О том, что на самом деле я разбита вдребезги, и никогда уже больше не буду прежней, я ей сказать не могла.
Оглянувшись, я увидела Уилла. Полицейский вел его вслед за нами, схватив за руку. Лицо у Уилла было мрачное. Он как будто сразу стал старше. Такой высокий, с длинными ногами и руками. Но на лице его были написаны страх и беспомощность. От одного взгляда на него у меня щемило в груди.
– Прости меня, Кэти! – крикнул он поверх всего шума голосом, полным мольбы и отчаяния. – Прости, что не сдержал свое слово.
Я не смогла ответить. Женщина-полицейский не дала мне. Она за плечи втолкнула меня в безопасный прохладный мир участка. По-прежнему держа на мне руку, она провела меня по затемненному вестибюлю. И все это время говорила о моих родителях, семье, о том, что надо поехать в больницу, где меня обследуют. Я слышала ее слова, как сквозь сон. И все остальное вокруг воспринимала так же. Мне хотелось лишь есть и пить. И ни на чем другом я не могла сконцентрироваться.
Ни на чем, кроме Уилла. Все ли с ним будет все в порядке? Может, это был наш последний разговор? Неужели он думает, что я его ненавижу?

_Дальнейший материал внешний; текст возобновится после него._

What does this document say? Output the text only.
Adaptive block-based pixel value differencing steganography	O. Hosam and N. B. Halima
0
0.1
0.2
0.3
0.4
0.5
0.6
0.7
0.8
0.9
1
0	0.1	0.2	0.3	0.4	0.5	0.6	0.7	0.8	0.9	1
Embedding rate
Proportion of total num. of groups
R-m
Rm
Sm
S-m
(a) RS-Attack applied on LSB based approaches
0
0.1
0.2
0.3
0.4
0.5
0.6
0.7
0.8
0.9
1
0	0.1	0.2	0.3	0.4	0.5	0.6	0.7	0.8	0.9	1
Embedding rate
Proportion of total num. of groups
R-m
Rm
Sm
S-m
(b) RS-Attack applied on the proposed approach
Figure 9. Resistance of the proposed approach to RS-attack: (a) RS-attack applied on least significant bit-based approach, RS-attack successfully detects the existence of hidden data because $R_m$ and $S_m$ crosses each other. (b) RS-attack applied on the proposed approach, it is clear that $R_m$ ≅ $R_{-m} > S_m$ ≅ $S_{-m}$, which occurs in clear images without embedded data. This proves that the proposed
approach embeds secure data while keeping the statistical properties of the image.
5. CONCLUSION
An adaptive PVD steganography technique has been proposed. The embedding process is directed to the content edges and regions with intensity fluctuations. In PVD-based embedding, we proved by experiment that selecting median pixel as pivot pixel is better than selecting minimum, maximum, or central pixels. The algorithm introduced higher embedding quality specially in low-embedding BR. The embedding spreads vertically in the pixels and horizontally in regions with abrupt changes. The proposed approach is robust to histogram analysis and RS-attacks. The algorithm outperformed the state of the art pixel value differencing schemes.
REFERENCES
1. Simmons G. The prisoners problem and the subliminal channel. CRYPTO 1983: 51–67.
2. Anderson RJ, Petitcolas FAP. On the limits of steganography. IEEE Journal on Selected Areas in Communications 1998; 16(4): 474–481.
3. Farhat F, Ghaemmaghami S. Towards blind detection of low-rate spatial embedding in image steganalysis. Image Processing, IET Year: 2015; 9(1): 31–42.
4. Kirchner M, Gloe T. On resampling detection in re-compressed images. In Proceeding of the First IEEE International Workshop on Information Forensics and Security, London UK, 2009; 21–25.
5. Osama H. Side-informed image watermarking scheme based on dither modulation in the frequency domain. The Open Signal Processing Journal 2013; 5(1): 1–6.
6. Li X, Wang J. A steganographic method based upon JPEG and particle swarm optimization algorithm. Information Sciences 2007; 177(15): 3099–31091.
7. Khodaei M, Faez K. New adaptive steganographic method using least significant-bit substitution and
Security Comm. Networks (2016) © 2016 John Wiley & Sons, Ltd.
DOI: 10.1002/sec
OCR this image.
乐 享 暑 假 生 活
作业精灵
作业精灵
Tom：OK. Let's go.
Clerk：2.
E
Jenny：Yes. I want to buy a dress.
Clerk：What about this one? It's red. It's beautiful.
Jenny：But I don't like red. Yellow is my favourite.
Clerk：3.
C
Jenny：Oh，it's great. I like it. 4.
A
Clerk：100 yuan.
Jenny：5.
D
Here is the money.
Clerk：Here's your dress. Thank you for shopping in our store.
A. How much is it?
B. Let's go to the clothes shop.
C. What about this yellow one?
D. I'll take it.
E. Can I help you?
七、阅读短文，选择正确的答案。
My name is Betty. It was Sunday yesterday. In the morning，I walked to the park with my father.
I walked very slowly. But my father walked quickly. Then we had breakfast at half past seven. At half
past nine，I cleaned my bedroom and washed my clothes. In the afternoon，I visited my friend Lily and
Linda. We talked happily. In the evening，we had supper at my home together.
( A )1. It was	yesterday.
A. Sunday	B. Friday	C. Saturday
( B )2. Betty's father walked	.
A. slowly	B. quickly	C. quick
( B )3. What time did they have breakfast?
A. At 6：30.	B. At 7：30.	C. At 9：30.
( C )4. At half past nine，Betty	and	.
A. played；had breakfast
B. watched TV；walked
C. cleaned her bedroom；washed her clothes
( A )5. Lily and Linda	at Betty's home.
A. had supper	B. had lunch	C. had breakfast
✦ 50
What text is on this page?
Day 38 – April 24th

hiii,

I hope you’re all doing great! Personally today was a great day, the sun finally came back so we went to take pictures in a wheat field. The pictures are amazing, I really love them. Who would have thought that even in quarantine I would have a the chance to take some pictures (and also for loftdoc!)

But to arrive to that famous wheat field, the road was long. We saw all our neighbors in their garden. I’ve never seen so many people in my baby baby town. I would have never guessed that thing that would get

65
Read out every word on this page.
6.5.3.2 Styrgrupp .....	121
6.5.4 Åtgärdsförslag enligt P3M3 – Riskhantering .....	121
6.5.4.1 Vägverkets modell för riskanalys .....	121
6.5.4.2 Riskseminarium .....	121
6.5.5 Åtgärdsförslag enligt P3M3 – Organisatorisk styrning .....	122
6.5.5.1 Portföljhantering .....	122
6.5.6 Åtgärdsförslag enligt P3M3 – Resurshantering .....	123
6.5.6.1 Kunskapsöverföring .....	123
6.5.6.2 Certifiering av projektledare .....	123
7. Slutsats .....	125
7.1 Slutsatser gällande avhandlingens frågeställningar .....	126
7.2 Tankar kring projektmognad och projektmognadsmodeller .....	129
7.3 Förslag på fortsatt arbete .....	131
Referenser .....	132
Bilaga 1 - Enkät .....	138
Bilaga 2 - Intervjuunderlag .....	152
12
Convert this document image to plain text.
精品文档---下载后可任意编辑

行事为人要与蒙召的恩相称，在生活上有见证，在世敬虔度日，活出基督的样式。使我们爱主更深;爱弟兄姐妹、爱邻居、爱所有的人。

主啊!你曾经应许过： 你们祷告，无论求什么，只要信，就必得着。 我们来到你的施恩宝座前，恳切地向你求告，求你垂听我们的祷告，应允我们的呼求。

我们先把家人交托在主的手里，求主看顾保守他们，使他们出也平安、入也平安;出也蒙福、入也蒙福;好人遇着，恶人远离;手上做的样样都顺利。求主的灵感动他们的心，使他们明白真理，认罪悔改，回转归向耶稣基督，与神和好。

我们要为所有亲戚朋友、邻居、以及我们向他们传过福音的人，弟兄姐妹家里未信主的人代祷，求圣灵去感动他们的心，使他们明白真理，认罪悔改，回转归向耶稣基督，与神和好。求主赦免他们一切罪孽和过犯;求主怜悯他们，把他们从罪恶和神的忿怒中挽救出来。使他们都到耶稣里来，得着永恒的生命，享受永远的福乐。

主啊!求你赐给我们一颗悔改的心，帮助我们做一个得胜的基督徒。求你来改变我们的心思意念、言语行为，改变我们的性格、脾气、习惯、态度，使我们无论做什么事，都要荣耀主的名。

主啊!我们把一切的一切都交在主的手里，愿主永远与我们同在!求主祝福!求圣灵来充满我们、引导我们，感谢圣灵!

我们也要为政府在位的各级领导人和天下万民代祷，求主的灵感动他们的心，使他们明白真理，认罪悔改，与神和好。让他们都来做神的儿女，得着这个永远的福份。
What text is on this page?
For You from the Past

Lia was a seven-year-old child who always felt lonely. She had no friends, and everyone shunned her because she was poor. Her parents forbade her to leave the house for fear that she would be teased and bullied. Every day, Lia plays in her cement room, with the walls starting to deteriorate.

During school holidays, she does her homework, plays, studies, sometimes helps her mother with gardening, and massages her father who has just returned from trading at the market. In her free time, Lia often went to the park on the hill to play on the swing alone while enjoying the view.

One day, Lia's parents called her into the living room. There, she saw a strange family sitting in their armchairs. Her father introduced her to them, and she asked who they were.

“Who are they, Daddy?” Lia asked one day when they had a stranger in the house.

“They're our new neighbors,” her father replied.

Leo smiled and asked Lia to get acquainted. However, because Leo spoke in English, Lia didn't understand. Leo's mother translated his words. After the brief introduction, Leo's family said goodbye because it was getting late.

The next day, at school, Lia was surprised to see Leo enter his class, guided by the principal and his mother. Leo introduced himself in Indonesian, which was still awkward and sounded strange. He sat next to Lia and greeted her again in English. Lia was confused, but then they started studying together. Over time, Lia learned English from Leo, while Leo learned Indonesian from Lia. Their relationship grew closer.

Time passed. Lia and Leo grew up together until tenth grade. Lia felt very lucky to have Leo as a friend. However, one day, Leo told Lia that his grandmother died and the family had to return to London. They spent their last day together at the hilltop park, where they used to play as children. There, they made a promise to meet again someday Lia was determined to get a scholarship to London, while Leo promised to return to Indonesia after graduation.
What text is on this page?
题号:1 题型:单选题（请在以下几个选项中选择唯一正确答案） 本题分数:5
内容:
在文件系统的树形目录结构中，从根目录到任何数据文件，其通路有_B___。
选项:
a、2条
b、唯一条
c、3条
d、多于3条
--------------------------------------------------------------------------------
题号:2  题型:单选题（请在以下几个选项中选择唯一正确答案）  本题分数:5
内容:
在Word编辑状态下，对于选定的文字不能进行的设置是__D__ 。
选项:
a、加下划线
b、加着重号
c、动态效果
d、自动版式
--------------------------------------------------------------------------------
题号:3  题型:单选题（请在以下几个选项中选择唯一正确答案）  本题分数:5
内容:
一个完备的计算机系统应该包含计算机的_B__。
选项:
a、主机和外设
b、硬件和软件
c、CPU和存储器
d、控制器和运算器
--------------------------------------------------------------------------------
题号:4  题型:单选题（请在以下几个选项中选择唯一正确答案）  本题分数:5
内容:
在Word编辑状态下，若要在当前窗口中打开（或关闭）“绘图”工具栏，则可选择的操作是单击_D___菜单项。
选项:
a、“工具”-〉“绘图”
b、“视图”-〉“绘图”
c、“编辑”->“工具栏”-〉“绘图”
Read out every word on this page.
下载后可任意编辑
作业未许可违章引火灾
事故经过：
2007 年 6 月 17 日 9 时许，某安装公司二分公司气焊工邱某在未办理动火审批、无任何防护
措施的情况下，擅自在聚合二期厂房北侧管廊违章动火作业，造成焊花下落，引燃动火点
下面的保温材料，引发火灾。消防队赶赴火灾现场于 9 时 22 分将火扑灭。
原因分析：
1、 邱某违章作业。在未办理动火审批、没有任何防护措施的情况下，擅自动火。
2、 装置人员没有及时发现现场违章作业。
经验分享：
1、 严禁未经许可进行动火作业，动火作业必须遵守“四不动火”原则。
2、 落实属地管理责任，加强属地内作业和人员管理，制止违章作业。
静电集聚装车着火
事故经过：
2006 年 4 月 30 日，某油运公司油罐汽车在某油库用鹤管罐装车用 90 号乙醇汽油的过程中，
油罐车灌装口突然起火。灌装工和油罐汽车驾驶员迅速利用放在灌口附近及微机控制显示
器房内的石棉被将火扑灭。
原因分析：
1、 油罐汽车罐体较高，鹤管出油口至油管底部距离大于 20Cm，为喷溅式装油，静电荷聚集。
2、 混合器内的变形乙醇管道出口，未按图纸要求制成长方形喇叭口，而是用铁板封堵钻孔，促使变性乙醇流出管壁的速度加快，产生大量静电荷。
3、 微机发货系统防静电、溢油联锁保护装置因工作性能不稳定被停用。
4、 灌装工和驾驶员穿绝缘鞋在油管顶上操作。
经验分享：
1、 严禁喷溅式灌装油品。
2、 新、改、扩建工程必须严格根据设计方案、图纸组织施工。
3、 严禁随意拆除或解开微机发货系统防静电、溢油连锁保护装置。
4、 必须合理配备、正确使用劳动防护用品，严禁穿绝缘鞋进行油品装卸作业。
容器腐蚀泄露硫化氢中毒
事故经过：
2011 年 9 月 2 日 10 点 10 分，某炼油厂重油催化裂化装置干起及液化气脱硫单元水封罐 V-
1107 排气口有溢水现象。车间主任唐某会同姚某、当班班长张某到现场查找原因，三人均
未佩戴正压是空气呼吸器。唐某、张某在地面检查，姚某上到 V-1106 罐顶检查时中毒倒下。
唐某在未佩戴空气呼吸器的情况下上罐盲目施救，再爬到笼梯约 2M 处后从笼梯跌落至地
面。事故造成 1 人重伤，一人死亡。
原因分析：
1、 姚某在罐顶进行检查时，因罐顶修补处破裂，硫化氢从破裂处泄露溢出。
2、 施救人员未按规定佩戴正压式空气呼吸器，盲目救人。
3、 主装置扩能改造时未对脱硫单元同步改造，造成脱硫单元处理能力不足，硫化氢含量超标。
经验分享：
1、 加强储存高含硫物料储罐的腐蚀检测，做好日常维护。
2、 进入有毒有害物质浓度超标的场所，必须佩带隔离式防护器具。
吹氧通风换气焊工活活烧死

Я совсем не то к нему чувствовала.
Совсем.
Сейчас
Я так нервничаю. Меня просто трясет. Кажется, ему понравилась курица в соусе на ужин. Раньше я никогда ее не готовила. Но помню, папа любил, когда готовила мама. Это было очень давно. И я надеялась, что воспоминание придаст мне силы.
Это сработало.
За ужином он не говорил ни о чем личном. И я тоже. Мы болтали о погоде, о последних новостях, о том, что вообще происходит в мире. Последнее заставило меня немного занервничать, потому что пару недель назад я как раз и была главным событием в мире и последней новостью. Я сказала, что в детстве жила в районе залива Сан-Франциско. А он, что вырос в том самом городе, где находится парк аттракционов. Я сообщила, что была на домашнем обучении, потому что родители меня гиперопекали, и, конечно, умолчала о самом главном.
Он про свою семью вообще почти ничего не рассказал. Смутно упомянул о папе. Сказал, что мама ушла от них, когда он был еще маленьким, и что он ее даже не помнит. Всякий раз, когда я пыталась задать ему личный вопрос, он норовил сменить тему. Я даже задумалась, не оттого ли, что он пытается что-то скрыть?
Картина его прошлого получалась у меня фрагментарной, разрозненной. Мне хотелось узнать о нем больше. Но поскольку сама я не была готова о себе ничего рассказывать, то и не стала выспрашивать.
Так было проще. По крайней мере пока что.
Когда мы закончили ужин, Итан помог мне помыть посуду. Все это время мы смеялись и шутили. И это было так прекрасно, так невероятно естественно. Я наслаждалась этими моментами. Настолько в своей тарелке я не чувствовала себя с тех пор, как мне было двенадцать.
Правда, грустно?
Но что делать, если больше я не чувствую себя уверенно. Сейчас Итан сидит в гостиной, по-мужски раскинув ноги, его рука лежит на спинке дивана. Я все еще не привыкла к тому, как много он занимает места. Как комната съеживается от его присутствия. Это так потрясает, кружит мне голову. И вот наконец я останавливаюсь перед диваном. В руках у меня две охлажденных бутылки воды.